The broadcast was the culmination of a workshop project five weeks in the making at UCLA TFT, with a team of more than 100 students, faculty and staff serving as active crew members in all areas of production, including acting, sound, set design and construction, costume, props, editing, stage management and producing. Shot with more than 40 cameras, the project is a labor of love for the five-time Academy Award-winning Coppola, who returned to his alma mater, where he received an M.F.A. in Theater Arts in 1967, to direct a portion of his impressive 500-page screenplay Distant Vision. Saturday's workshop served as his Live Cinema "proof of concept."

Distant Vision (a 19th century term for television) is the story of three generations of an Italian-American family whose history spans the development of television.
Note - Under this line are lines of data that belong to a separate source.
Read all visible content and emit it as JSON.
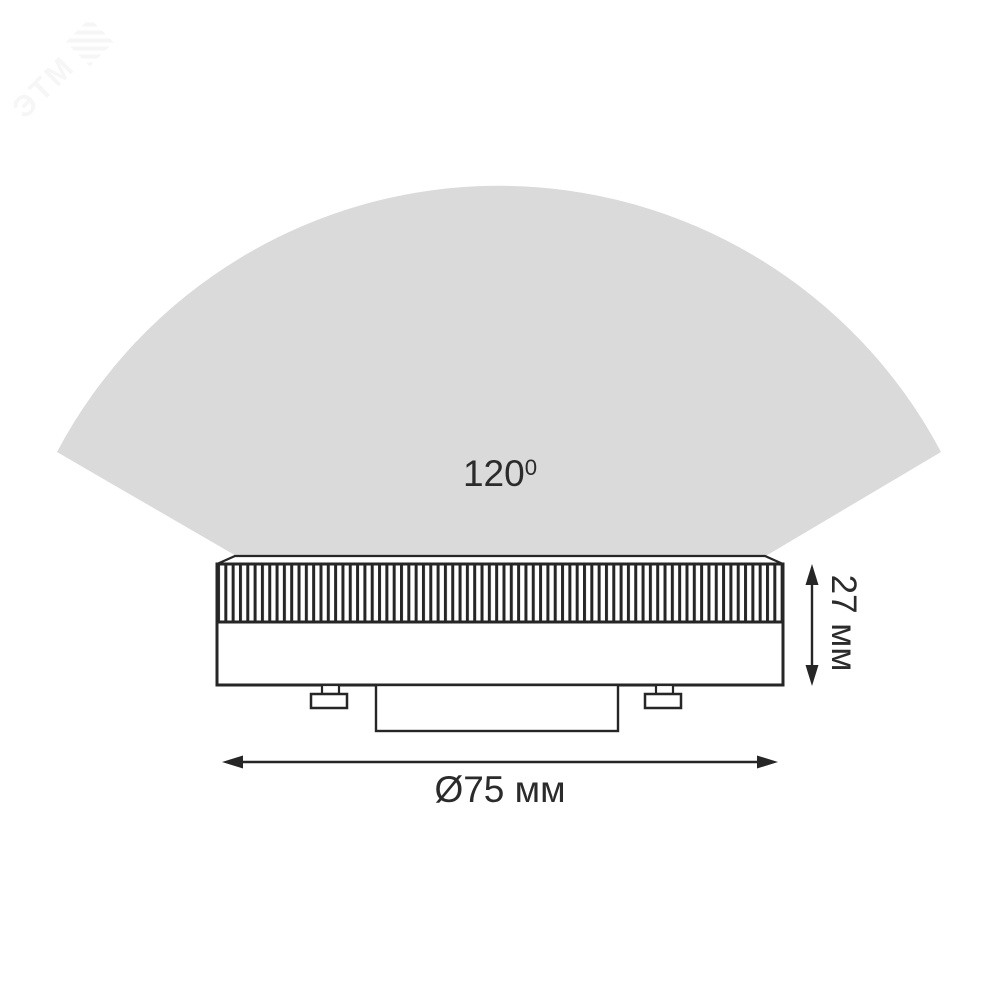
{
  "watermark": {
    "text": "ЭТМ"
  },
  "beam": {
    "angle_label_value": "120",
    "angle_label_sup": "0",
    "full_label": "120⁰",
    "angle_degrees": 120
  },
  "dimensions": {
    "height": "27 мм",
    "diameter": "Ø75 мм",
    "height_mm": 27,
    "diameter_mm": 75
  },
  "colors": {
    "background": "#ffffff",
    "beam_fill": "#dadada",
    "line": "#262626",
    "text": "#2b2b2b",
    "watermark": "#f6f6f6"
  }
}
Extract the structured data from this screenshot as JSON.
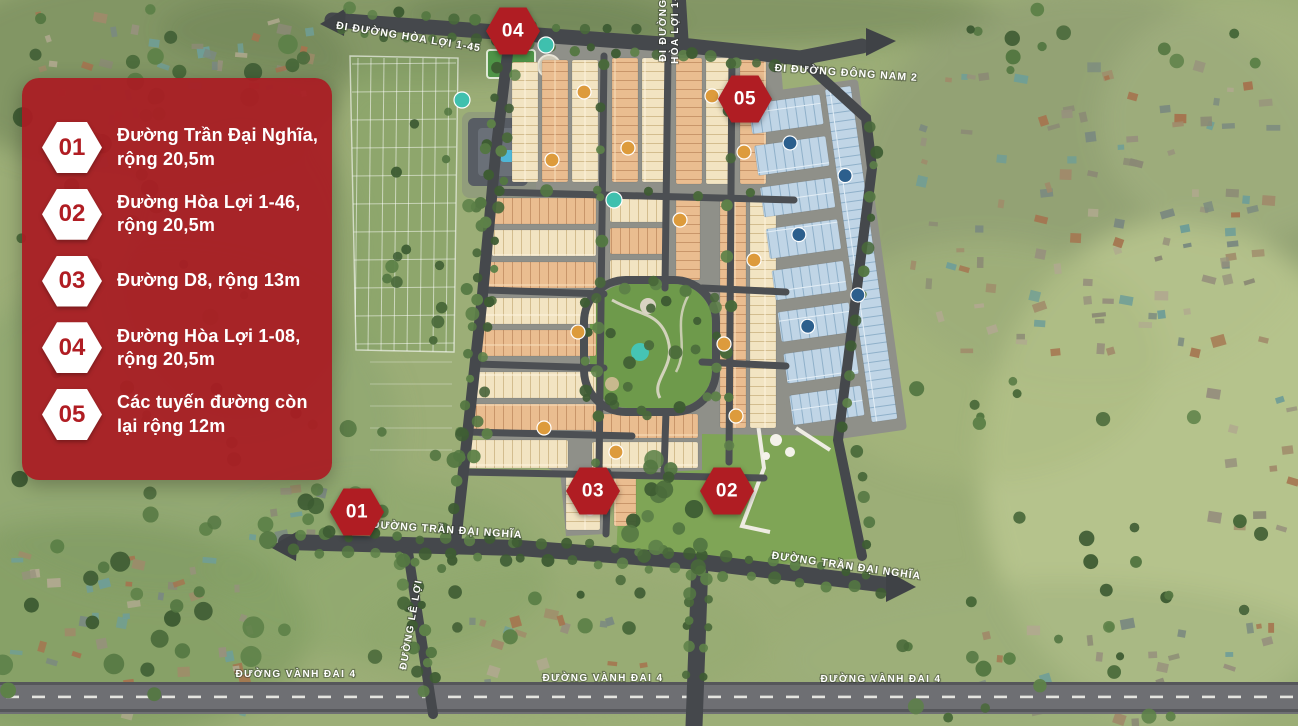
{
  "legend": {
    "items": [
      {
        "number": "01",
        "label": "Đường Trần Đại Nghĩa, rộng 20,5m"
      },
      {
        "number": "02",
        "label": "Đường Hòa Lợi 1-46, rộng 20,5m"
      },
      {
        "number": "03",
        "label": "Đường D8, rộng 13m"
      },
      {
        "number": "04",
        "label": "Đường Hòa Lợi 1-08, rộng 20,5m"
      },
      {
        "number": "05",
        "label": "Các tuyến đường còn lại rộng 12m"
      }
    ]
  },
  "map": {
    "markers": [
      {
        "number": "01"
      },
      {
        "number": "02"
      },
      {
        "number": "03"
      },
      {
        "number": "04"
      },
      {
        "number": "05"
      }
    ],
    "road_labels": {
      "hoa_loi_1_45": "ĐI ĐƯỜNG HÒA LỢI 1-45",
      "hoa_loi_north_line1": "ĐI ĐƯỜNG",
      "hoa_loi_north_line2": "HÒA LỢI 1-",
      "dong_nam_2": "ĐI ĐƯỜNG ĐÔNG NAM 2",
      "tran_dai_nghia": "ĐƯỜNG TRẦN ĐẠI NGHĨA",
      "le_loi": "ĐƯỜNG LÊ LỢI",
      "vanh_dai_4": "ĐƯỜNG VÀNH ĐAI 4"
    }
  },
  "colors": {
    "legend_red": "#a91e24",
    "marker_red": "#b01d23",
    "house_orange": "#eabd90",
    "house_cream": "#f2e4c2",
    "house_blue": "#c0d5e6",
    "road_gray": "#45484c",
    "park_green": "#6e9a4b",
    "label_white": "#ffffff"
  }
}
UCLA TFT co-sponsored the workshop with American Zoetrope, Coppola's production company.

The concept of Live Cinema envisions that by utilizing feeds from a multitude of cameras, instant replay servers, and other sources, all of which the director can switch live with the most technologically advanced broadcast equipment, a new kind of moviemaking is possible — performed live and viewed by an audience in real time. The look and feel is more cinematic in nature than what is typically employed for live dramatic and musical broadcasts, and has the in-the-moment energy of a live event. Live Cinema depends on a definitive script, extensive planning, rehearsal, and coordination of a variety of sources enabling the real-time selection of views, music and effects to be combined into the desired expression of ideas and moods. Although the audience experiences the production in real time, it has many choices of where and what type of viewing medium is used. Live Cinema can simultaneously be performed in multiple cinema theaters, configured auditoriums, on network television, cable television or Internet streaming to home theaters or personal devices.

Explains Coppola: "I felt the need to experiment in order to learn the actual methodology of live cinema, which is a hybrid of theater, film and television. The shot is the basic element, as in film; the live performance is from theater; and the advanced television technology to enable it is borrowed from TV sports. It is very exciting to work in."

"Francis has amazed and enthralled all of us — students, faculty and staff — with his fearless and bold mastery of visual storytelling at its deepest and most transformational state," says UCLA TFT Dean Teri Schwartz. "We thank Francis for this magnificent opportunity for our students to work alongside him as he takes cinema into an utterly exciting and inspiring future."